Almost a decade ago, Irish poet and philosopher John O’Donohue wrote a piece titled “For a New Beginning.” With the approach of Rosh Hashanah, the title of O’Donohue’s work understandably grabbed my attention; after I read it, the content even more so:

Rabbi Ron Segal

Rabbi Ron Segal

In out-of-the-way places of the heart,

Where your thoughts never think to wander,

This beginning has been quietly forming,

Waiting until you were ready to emerge.

 

For a long time it has watched your desire,

Feeling the emptiness growing inside you,

Noticing how you willed yourself on,

Still unable to leave what you had outgrown.

 

It watched you play with the seduction of safety

And the gray promises that sameness whispered,

Heard the waves of turmoil rise and relent,

Wondered would you always live like this.

 

Then the delight, when your courage kindled,

And out you stepped onto new ground,

Your eyes young again with energy and dream,

A path of plenitude opening before you.

 

Though your destination is not yet clear

You can trust the promise of this opening,

Unfurl yourself into the grace of beginning

That is at one with your life’s desire.

 

Awaken your spirit to adventure;

Hold nothing back, learn to find ease in risk;

Soon you will be home in a new rhythm,

For your soul senses the world that awaits you.

— John O’Donohue, “To Bless the Space Between Us”

The author aptly captures the personal challenges that seem to impede our change and growth — the inertia¸ anxiety and repeated promises that grudgingly find us each new year in a place of emotional and spiritual familiarity. But he also enables us to envision, quite beautifully and meaningfully, the potential blessings that await us, if only we will open ourselves to new possibilities.

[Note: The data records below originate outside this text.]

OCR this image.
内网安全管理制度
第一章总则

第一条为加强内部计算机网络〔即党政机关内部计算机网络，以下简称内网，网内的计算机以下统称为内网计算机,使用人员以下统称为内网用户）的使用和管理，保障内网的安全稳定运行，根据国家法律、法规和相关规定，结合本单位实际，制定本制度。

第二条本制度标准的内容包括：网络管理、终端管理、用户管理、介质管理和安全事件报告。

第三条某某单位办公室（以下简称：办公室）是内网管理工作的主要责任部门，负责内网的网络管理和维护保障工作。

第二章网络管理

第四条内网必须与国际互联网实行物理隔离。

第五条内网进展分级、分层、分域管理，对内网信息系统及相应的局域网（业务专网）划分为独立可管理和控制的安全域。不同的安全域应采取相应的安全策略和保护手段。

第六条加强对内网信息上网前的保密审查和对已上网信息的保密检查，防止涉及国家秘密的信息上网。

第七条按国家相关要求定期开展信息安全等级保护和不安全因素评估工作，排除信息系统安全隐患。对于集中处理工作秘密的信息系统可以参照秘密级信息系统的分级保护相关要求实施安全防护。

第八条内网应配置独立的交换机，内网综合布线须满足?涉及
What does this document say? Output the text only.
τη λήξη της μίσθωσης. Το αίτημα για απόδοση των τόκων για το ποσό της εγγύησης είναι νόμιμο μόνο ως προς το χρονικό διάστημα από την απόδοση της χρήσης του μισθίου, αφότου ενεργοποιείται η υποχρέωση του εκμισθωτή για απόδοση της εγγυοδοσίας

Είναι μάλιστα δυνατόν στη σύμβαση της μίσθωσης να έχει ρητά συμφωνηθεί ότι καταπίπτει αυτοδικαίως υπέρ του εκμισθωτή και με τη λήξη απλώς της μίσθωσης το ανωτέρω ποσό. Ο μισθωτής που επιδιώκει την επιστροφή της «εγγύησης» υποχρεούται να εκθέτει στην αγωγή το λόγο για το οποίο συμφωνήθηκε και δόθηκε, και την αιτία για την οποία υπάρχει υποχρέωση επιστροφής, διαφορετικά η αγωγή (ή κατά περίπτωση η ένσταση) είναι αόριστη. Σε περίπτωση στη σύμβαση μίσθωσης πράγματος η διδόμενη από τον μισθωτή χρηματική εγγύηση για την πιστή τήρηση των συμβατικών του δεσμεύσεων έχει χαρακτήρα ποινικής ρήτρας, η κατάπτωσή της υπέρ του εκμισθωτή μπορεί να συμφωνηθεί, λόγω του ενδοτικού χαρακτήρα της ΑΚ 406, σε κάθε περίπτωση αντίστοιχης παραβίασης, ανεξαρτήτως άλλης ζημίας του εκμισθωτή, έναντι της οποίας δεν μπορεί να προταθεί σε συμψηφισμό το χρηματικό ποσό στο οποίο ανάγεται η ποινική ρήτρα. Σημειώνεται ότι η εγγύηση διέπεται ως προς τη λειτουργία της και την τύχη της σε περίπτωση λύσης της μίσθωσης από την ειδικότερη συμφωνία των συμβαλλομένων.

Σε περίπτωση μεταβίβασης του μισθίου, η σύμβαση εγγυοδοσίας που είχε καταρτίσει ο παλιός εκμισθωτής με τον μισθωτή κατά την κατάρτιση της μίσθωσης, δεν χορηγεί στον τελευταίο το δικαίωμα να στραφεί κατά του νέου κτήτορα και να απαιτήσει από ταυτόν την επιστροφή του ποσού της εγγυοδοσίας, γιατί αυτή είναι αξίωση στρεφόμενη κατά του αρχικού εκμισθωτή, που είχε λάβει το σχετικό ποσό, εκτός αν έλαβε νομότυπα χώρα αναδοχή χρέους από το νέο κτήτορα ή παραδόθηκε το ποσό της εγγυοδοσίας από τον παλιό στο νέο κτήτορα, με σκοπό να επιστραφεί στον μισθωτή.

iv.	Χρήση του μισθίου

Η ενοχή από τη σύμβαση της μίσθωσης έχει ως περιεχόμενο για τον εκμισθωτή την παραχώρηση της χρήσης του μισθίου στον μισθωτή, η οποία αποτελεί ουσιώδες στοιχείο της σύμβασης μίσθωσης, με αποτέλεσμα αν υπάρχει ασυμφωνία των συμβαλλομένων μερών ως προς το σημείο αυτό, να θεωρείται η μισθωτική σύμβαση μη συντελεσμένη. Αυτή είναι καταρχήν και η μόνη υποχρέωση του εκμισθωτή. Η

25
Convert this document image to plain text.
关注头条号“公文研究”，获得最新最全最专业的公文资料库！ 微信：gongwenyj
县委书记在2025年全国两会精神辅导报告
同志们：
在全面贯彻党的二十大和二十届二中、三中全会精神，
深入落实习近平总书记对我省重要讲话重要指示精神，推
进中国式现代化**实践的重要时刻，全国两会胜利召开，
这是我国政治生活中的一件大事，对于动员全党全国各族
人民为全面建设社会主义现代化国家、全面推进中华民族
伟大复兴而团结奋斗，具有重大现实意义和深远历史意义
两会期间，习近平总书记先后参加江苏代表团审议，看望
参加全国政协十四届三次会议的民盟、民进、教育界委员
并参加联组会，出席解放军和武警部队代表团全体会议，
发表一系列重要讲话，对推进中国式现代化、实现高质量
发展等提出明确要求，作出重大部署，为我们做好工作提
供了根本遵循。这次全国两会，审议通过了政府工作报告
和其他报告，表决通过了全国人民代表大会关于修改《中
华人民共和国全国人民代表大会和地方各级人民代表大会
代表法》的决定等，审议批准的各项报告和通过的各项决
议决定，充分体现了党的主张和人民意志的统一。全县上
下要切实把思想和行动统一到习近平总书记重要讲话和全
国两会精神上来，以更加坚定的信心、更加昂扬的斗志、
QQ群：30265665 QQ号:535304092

The Days of Awe provide us with the ideal frame in which to begin again. By examining our actions, considering the current state of our relationships, and reflecting upon the ways in which we have treated ourselves throughout this past year, we can seek to repair the places that are injured and thus unfurl ourselves into a new beginning and a new year that is at one with our truest selves.

O’Donohue’s language is compelling and powerful. When we are honest with ourselves and others, “your soul senses the world that awaits you.”

Rabbi Brad Levenberg, Rabbi Elana Perry, Rabbi Phil Kranz and Bunzl Family Cantorial Chair Beth Schafer join me in extending wishes for a shana tova u’metuka u’shleima — a good, sweet and peaceful 5776.